DREAMING OF RETIREMENT? READ NOW BEFORE IT’S TOO LATE!
Investing is full of acronyms and complicated terminology.
But don’t worry; I’m here to help you!
A very commonly talked about and important investing tool that you have probably heard about many times before is an IRA. But, do you really know what an IRA is?
IRA is short for Individual Retirement Account. It is a savings account that helps people save for retirement. There are primarily two different types of IRA’s. One is a Traditional IRA and the other is a Roth IRA.
Many banks and investment firms offer different types of IRA’s and often times you will change your approach on how aggressive your investment strategy is depending on your age.
Both Roth and Traditional IRA’s can be vehicles to invest into Mutual Funds, Stock Funds, Bonds, and other Equities. You can also use your IRA to invest in precious metals such as gold and silver.
READ THE TWO DIFFERENT TYPES BELOW:
A Traditional IRA is a tax deferred retirement account that uses your pretax money for investing. This means that your employer will pay you and you will contribute your money before any taxes are withheld. You will not pay taxes on your investment principal and earnings until you withdraw your money for retirement. However, there are penalties involved if you choose to withdraw your money before a given age. Currently, as of 2017, you must be fifty-nine and a half years old to withdraw money without penalties, but you still need to pay the taxes regardless.

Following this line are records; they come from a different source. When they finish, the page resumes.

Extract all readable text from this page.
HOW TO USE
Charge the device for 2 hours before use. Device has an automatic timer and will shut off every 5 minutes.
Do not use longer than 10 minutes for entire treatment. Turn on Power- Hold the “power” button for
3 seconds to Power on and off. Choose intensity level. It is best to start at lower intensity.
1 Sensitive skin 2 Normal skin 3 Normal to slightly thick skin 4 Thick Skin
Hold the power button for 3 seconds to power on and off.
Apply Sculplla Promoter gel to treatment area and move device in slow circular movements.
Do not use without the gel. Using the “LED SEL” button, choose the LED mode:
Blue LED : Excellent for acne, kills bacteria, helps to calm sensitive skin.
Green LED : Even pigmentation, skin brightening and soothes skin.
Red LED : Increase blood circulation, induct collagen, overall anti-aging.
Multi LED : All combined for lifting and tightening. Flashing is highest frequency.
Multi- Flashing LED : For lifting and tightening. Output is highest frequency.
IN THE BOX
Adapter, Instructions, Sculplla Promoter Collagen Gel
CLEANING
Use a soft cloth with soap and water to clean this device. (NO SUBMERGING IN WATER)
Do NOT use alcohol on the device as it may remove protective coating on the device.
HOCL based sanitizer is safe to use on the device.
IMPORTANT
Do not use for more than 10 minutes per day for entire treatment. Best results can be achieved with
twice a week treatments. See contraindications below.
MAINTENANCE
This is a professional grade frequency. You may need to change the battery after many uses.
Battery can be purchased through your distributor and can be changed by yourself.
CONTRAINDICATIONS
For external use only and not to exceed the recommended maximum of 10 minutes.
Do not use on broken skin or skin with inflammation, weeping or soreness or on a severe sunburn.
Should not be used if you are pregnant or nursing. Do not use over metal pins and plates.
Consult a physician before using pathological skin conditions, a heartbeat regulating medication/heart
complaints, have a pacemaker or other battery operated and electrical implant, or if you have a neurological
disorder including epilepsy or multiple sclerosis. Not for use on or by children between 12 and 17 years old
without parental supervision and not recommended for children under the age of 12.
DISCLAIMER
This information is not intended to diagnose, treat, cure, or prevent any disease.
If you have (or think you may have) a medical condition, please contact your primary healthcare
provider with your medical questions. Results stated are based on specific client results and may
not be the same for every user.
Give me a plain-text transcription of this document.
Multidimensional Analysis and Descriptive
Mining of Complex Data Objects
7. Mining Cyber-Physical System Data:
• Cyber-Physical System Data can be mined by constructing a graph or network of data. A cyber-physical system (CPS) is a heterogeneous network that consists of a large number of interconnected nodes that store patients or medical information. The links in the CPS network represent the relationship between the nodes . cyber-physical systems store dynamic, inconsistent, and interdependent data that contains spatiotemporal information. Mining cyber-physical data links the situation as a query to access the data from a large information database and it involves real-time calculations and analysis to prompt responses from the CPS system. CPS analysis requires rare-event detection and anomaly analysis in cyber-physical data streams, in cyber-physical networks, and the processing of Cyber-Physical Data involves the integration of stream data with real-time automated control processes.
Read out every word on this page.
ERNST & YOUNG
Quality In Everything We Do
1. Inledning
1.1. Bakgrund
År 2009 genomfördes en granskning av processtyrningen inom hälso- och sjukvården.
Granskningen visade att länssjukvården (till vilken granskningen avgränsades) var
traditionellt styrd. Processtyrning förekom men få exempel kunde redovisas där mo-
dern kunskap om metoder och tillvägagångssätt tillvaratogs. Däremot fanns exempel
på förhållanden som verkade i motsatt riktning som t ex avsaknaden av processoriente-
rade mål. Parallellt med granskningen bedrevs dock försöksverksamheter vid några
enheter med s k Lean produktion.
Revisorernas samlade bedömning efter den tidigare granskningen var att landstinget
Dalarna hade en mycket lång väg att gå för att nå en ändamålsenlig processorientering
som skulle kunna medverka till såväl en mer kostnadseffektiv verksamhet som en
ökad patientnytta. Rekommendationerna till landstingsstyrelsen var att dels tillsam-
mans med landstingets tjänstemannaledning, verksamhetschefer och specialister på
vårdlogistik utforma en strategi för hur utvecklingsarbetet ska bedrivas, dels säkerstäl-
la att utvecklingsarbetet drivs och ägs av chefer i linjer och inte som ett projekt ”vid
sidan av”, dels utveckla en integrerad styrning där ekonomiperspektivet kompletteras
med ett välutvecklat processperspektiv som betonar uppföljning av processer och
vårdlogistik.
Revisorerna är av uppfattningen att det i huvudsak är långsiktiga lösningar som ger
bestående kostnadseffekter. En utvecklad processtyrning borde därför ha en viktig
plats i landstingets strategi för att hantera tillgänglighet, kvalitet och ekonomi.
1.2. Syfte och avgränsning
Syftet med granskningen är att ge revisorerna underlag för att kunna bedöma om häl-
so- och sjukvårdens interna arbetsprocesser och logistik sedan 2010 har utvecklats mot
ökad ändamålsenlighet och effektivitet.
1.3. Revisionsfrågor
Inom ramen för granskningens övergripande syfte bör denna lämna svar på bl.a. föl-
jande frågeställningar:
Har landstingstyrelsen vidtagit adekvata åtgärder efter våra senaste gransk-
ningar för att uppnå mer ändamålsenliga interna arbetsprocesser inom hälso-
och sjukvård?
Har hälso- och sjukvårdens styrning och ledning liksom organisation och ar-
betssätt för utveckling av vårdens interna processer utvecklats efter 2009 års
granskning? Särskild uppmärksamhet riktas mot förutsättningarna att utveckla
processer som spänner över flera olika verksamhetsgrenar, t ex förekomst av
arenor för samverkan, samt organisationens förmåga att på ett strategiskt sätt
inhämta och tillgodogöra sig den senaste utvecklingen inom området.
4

A Roth IRA is a retirement account that uses after tax money for contributions and allows for tax free growth of your money. Your employer will pay you, taxes will be withheld, then you will invest the money into your Roth IRA account. This means, you do not have to pay taxes on your money when you withdraw it in retirement. Most people believe that Roth IRA’s are the poster child of retirement accounts because you get into pay the taxes at the current rate just in case taxes increase due to legislative actions or income and career progression. However, if you withdraw your money early before the minimum age (which is the same as the Traditional IRA) you will most likely have to pay a penalty and taxes.
Traditional IRA’s have been around since 1977. However, the Roth IRA is still new and has only been around since the Tax Relief Act of 1997. There are limits that you can contribute to your IRA fund every year and it depends upon your age. As of 2017, the most you can contribute to your Roth and Traditional IRA is $5,500 per year. If you are over fifty years old you can make catch up contributions of $1,000 as well, which will allow you overall to invest $6,500 per year.
If you don’t have one, you should open one up today and start your path to a financially secure retirement!